Elsewhere, sustainable solutions are being developed in aquaculture.

For instance, French-Tunisian start-up nextProtein – one of the companies showcased at the World Economic Forum’s Virtual Ocean Dialogues 2020 – uses food waste to create insect protein. This is then used to feed fish in place of fishmeal, the production of which can lead to the depletion of ecosystems.

As well as addressing the issue of food waste, nextProtein’s approach employs vertical farming techniques, and requires little energy and almost no water.

Looking towards other impacts, blue economy principles are also driving innovative financial vehicles.

At the end of last year HSBC announced that it was investing in the world’s first “reef credit”. Launched by pioneering Australian company GreenCollar, a reef credit is a tradeable unit that quantifies and values work undertaken to improve water quality flowing onto the Great Barrier Reef.

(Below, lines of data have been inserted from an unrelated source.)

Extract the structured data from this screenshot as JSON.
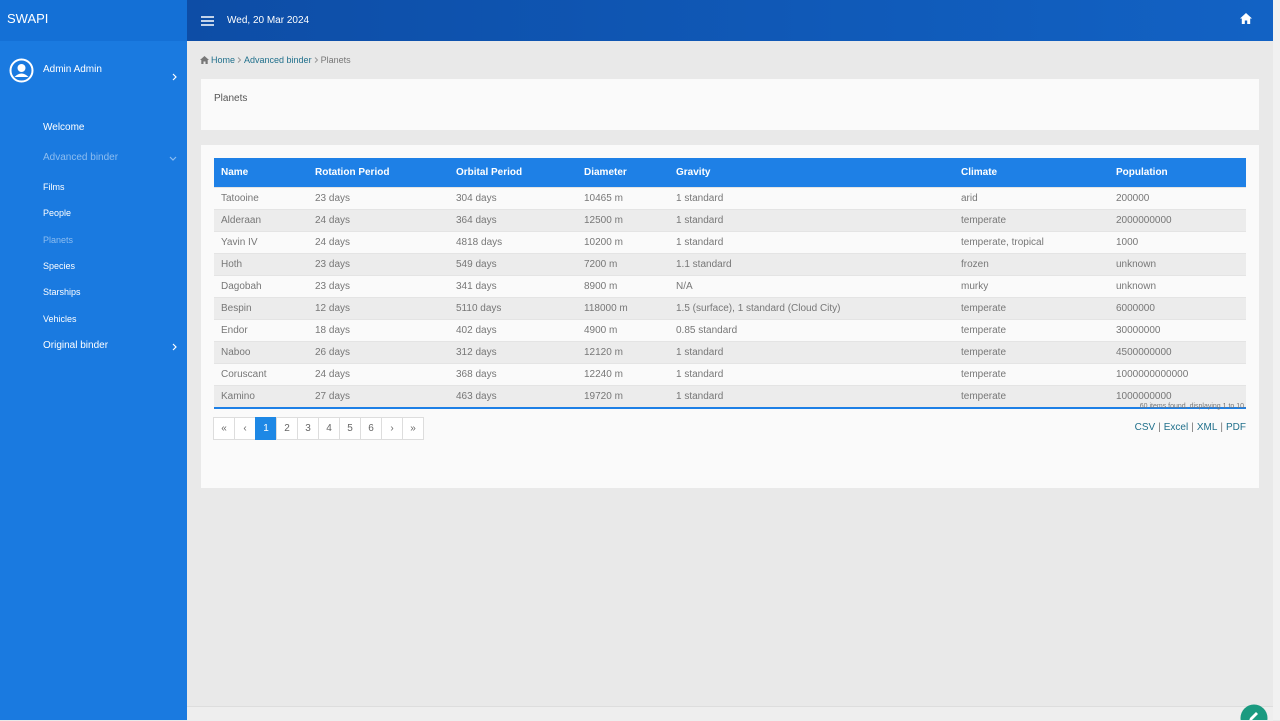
{
  "sidebar": {
    "brand": "SWAPI",
    "user": "Admin Admin",
    "menu": [
      {
        "label": "Welcome"
      },
      {
        "label": "Advanced binder",
        "children": [
          "Films",
          "People",
          "Planets",
          "Species",
          "Starships",
          "Vehicles"
        ]
      },
      {
        "label": "Original binder"
      }
    ]
  },
  "topbar": {
    "date": "Wed, 20 Mar 2024"
  },
  "breadcrumb": [
    "Home",
    "Advanced binder",
    "Planets"
  ],
  "panel": {
    "title": "Planets"
  },
  "table": {
    "columns": [
      "Name",
      "Rotation Period",
      "Orbital Period",
      "Diameter",
      "Gravity",
      "Climate",
      "Population"
    ],
    "rows": [
      [
        "Tatooine",
        "23 days",
        "304 days",
        "10465 m",
        "1 standard",
        "arid",
        "200000"
      ],
      [
        "Alderaan",
        "24 days",
        "364 days",
        "12500 m",
        "1 standard",
        "temperate",
        "2000000000"
      ],
      [
        "Yavin IV",
        "24 days",
        "4818 days",
        "10200 m",
        "1 standard",
        "temperate, tropical",
        "1000"
      ],
      [
        "Hoth",
        "23 days",
        "549 days",
        "7200 m",
        "1.1 standard",
        "frozen",
        "unknown"
      ],
      [
        "Dagobah",
        "23 days",
        "341 days",
        "8900 m",
        "N/A",
        "murky",
        "unknown"
      ],
      [
        "Bespin",
        "12 days",
        "5110 days",
        "118000 m",
        "1.5 (surface), 1 standard (Cloud City)",
        "temperate",
        "6000000"
      ],
      [
        "Endor",
        "18 days",
        "402 days",
        "4900 m",
        "0.85 standard",
        "temperate",
        "30000000"
      ],
      [
        "Naboo",
        "26 days",
        "312 days",
        "12120 m",
        "1 standard",
        "temperate",
        "4500000000"
      ],
      [
        "Coruscant",
        "24 days",
        "368 days",
        "12240 m",
        "1 standard",
        "temperate",
        "1000000000000"
      ],
      [
        "Kamino",
        "27 days",
        "463 days",
        "19720 m",
        "1 standard",
        "temperate",
        "1000000000"
      ]
    ],
    "summary": "60 items found, displaying 1 to 10."
  },
  "pagination": {
    "first": "«",
    "prev": "‹",
    "pages": [
      "1",
      "2",
      "3",
      "4",
      "5",
      "6"
    ],
    "next": "›",
    "last": "»"
  },
  "exports": {
    "links": [
      "CSV",
      "Excel",
      "XML",
      "PDF"
    ],
    "separator": "|"
  }
}
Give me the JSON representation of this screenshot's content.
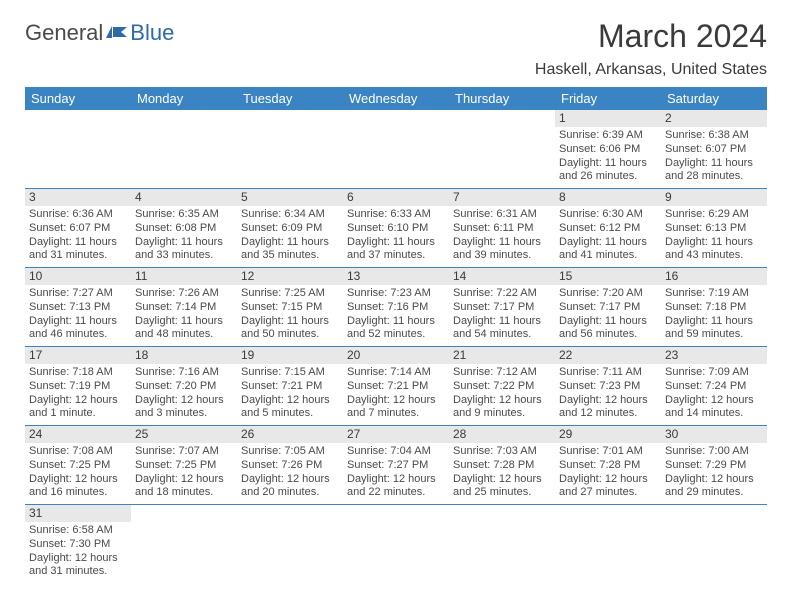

Similarly to carbon offsetting, the scheme pays farmers for improving water quality resulting from their on-farm actions, thus reducing pollutants that make their way into the ocean.

According to GreenCollar, the Great Barrier Reef contributes $6.4bn to the Australian economy and supports more than 64,000 jobs – a further sign that the blue economy is of huge importance to large, developed nations as well as to SIDS and LDCs.